Lorna Simpson


The Bed (1995) Serigraph on four felt panels with one felt text panel.

Lorna Simpson was born in New York in 1960. She is considered to be a conceptual photographer who is well known for her serigraphic images onto felt, which she started in 1994. She completed both her B.A. and M.A. by 1985.

Simpson works on a very large scale in order to get her political points across. Simpson incorporates issues such as race and gender into her work, (which Simpson personally relates to and feels strongly about) Simpson’s work is about coloured women living in America. Simpson is very experimental and frequently juxtaposes images with confrontational text. Using felt in her photographs helps to engage the audience’s attention into the visible textured appearance. This contributes to the material inter- relationships. The use of felt obscures any content, adding surface detail and elements of substance.
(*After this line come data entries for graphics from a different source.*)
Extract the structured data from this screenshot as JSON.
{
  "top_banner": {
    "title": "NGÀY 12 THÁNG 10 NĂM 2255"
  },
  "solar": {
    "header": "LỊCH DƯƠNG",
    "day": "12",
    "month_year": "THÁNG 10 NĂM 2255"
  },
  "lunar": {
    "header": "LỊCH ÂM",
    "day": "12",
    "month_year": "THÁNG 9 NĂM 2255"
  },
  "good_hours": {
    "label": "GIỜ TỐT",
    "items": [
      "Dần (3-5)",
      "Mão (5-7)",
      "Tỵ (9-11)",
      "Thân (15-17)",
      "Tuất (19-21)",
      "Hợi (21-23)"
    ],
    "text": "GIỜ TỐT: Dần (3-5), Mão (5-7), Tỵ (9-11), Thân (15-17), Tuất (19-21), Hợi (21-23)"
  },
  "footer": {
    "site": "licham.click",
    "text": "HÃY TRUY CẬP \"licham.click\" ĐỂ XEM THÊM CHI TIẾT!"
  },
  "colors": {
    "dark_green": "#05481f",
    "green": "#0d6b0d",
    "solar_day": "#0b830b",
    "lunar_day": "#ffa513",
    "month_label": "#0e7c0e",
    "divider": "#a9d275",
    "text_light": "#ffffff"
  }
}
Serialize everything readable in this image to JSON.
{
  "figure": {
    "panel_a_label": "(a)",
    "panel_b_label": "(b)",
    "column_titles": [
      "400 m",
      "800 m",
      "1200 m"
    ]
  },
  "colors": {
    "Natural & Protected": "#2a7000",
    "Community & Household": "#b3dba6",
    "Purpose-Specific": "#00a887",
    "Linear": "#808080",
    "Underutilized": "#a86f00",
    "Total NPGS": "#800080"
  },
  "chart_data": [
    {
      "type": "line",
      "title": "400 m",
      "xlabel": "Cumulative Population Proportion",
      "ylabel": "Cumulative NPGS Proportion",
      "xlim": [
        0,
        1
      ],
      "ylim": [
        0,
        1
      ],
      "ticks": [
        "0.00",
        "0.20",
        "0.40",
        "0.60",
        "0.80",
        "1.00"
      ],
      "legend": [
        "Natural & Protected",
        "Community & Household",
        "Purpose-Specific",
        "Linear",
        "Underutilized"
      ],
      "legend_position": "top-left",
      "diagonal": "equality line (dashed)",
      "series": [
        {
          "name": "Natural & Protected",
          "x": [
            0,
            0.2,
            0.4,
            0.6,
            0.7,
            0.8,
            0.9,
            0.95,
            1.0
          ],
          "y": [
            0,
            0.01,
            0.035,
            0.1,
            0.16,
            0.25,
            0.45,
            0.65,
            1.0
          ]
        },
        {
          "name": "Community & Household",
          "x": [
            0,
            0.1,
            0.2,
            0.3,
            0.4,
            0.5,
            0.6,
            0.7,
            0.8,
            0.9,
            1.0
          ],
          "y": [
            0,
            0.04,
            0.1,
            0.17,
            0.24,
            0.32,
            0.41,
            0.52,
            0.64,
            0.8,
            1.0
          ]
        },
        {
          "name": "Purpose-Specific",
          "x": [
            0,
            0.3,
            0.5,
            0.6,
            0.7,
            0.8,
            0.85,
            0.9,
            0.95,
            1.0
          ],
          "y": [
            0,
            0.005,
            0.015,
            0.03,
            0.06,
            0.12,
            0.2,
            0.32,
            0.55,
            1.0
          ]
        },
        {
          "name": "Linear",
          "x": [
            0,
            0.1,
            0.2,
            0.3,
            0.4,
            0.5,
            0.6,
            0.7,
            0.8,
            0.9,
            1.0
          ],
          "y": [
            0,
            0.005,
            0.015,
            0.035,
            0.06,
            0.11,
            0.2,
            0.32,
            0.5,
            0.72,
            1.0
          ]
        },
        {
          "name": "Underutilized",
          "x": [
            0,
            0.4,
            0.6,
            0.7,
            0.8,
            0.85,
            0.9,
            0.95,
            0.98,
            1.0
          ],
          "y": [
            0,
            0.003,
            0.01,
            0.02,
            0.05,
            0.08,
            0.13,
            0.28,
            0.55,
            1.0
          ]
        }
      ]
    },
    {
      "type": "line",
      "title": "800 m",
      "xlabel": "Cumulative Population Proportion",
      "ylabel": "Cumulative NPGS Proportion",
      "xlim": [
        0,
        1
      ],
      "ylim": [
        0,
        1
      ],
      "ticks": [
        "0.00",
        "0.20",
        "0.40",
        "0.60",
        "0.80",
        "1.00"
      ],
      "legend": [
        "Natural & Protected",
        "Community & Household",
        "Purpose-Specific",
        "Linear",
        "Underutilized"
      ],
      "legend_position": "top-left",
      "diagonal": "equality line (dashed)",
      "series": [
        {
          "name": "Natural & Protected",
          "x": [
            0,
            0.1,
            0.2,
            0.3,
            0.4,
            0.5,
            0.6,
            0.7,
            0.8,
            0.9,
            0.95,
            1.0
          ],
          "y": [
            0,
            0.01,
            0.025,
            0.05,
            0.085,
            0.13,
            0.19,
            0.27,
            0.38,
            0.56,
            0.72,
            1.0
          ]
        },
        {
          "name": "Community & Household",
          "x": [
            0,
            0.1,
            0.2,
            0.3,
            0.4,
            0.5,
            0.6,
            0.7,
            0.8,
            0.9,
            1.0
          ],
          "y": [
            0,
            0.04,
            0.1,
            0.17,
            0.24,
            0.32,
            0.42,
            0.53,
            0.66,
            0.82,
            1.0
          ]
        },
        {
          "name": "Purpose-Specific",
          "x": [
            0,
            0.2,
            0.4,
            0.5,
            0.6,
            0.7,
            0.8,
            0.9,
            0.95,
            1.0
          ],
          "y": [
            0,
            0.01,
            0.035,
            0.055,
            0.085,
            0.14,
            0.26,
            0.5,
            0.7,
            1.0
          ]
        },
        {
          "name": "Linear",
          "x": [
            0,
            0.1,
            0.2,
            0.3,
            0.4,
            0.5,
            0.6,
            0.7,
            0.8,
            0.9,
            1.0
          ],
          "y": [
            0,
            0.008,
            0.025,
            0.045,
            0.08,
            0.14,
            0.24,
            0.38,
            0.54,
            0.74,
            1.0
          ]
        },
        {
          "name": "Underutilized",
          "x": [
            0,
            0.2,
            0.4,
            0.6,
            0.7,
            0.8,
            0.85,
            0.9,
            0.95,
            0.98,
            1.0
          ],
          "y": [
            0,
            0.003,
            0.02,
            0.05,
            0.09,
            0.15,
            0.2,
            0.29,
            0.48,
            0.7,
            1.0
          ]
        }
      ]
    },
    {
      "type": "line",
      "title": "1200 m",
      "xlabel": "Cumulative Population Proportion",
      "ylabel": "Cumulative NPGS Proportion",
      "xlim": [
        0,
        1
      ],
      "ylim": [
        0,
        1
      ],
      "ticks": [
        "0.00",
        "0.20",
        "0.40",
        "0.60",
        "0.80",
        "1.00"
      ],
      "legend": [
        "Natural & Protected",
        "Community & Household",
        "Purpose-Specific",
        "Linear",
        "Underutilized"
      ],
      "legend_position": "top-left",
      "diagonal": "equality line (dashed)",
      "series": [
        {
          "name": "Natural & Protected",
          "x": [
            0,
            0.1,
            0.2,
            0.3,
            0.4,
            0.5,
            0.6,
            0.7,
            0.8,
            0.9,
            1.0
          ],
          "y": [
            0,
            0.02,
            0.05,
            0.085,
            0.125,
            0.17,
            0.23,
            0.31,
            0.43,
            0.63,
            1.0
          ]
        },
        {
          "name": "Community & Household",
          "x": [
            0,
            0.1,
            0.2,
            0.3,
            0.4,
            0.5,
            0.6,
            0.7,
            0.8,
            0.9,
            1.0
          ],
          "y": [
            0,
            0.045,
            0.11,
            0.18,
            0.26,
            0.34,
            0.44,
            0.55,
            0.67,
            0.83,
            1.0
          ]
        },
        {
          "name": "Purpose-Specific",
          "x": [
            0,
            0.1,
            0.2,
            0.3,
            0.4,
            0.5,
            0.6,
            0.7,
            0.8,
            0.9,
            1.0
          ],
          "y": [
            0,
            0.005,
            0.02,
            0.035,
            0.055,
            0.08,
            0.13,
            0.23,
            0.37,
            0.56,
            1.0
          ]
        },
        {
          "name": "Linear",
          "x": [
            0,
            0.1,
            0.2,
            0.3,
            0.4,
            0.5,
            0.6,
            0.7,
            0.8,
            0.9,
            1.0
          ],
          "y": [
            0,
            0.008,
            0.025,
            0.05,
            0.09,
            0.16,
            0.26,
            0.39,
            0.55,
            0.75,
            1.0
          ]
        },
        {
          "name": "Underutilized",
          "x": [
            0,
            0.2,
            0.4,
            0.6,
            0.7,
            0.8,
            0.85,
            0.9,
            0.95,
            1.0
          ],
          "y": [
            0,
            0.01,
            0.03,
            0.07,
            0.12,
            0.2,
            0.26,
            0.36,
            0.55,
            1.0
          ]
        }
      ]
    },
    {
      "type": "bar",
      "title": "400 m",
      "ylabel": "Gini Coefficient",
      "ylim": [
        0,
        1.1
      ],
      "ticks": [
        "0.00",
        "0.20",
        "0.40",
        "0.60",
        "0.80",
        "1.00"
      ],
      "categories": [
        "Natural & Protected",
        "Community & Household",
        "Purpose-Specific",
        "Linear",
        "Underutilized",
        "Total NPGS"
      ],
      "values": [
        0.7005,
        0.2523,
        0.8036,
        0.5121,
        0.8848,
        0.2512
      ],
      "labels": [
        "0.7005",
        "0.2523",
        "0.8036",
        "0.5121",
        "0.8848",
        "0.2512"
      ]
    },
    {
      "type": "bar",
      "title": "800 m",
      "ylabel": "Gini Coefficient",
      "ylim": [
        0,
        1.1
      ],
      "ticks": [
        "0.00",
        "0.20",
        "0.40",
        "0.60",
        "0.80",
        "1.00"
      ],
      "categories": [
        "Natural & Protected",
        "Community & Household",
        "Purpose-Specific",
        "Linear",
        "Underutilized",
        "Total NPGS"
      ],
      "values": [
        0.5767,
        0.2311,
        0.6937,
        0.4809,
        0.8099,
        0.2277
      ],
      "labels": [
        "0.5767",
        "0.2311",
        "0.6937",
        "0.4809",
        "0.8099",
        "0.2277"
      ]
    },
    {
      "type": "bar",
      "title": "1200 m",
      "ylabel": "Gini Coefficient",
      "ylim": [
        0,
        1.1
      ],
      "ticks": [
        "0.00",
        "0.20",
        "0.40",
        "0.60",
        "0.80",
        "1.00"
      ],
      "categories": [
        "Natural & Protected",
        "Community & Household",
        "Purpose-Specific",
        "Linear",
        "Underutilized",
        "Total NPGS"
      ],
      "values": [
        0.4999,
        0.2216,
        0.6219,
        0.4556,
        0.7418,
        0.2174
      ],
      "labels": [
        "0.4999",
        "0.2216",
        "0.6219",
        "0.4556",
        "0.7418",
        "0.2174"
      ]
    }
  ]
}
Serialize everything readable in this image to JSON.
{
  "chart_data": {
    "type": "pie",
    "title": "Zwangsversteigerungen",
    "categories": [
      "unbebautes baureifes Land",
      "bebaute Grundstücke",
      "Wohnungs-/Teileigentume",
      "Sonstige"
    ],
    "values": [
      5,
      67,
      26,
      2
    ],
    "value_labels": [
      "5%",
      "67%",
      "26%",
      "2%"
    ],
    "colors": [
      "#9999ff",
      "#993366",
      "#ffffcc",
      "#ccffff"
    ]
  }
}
It is her depiction of reality, appearance and identity, questioning the audience’s memory and representation of the subject. In the series, she removes the human presence as character or subject feature so that we are looking at the atmospheric environment, which surrounds someone’s life in an almost sculptural form, provoking a narrative from the lack of human presence.

Simpson uses many visual metaphors transforming stories of victims. The figure/character of woman of colour helps Simpson project. She articulates her opinions especially relating to stereotypes, aiming to expand the perceptions of others.

Simpson inspires me to be experimental with my project. I wish to incorporate different surfaces especially felt, as the texture of felt resonates with the feeling of itching I have. The aim is to capture how all the fabrics felt on my skin, regardless of fabric but exaggerated by woolly materials. It also instils the idea to make part of the bed out of a textured material. Using the transfer prints onto cotton sheets then folding over the textured material (like a felt blanket) integrating the concept of dimensions, my aim will be to will help build upon the clinical ambience. The inspiration that Simpson gives me is to create my own metaphoric language of my diagnosis, for Lymphoma suffers and generally to help raise awareness but also for the public to appreciate. I want to remove the human presence just like Simpson. As a practitioner, I realised very early on when starting this project (through the sheer shock of discovering the disease and not knowing what it was) I wanted others to know and be educated about the disease. I hope by removing the human presence it will achieve a metaphor that human presence can be lost to the disease. I want it to draw upon that the story does not just affect me singularly but that it can affect anybody; I want the disease to be known and represented and exhibited in the public eye, especially as humans fear most what he or she fails to understand. I have chosen to add objects; it will add a more complex meaning to the images, which can become hard to grasp, as the objects will be seemingly out of place. I will visually encapsulate lymphoma through my photographic images it will be necessary to make them physical as I believe viewers like a tangible presence.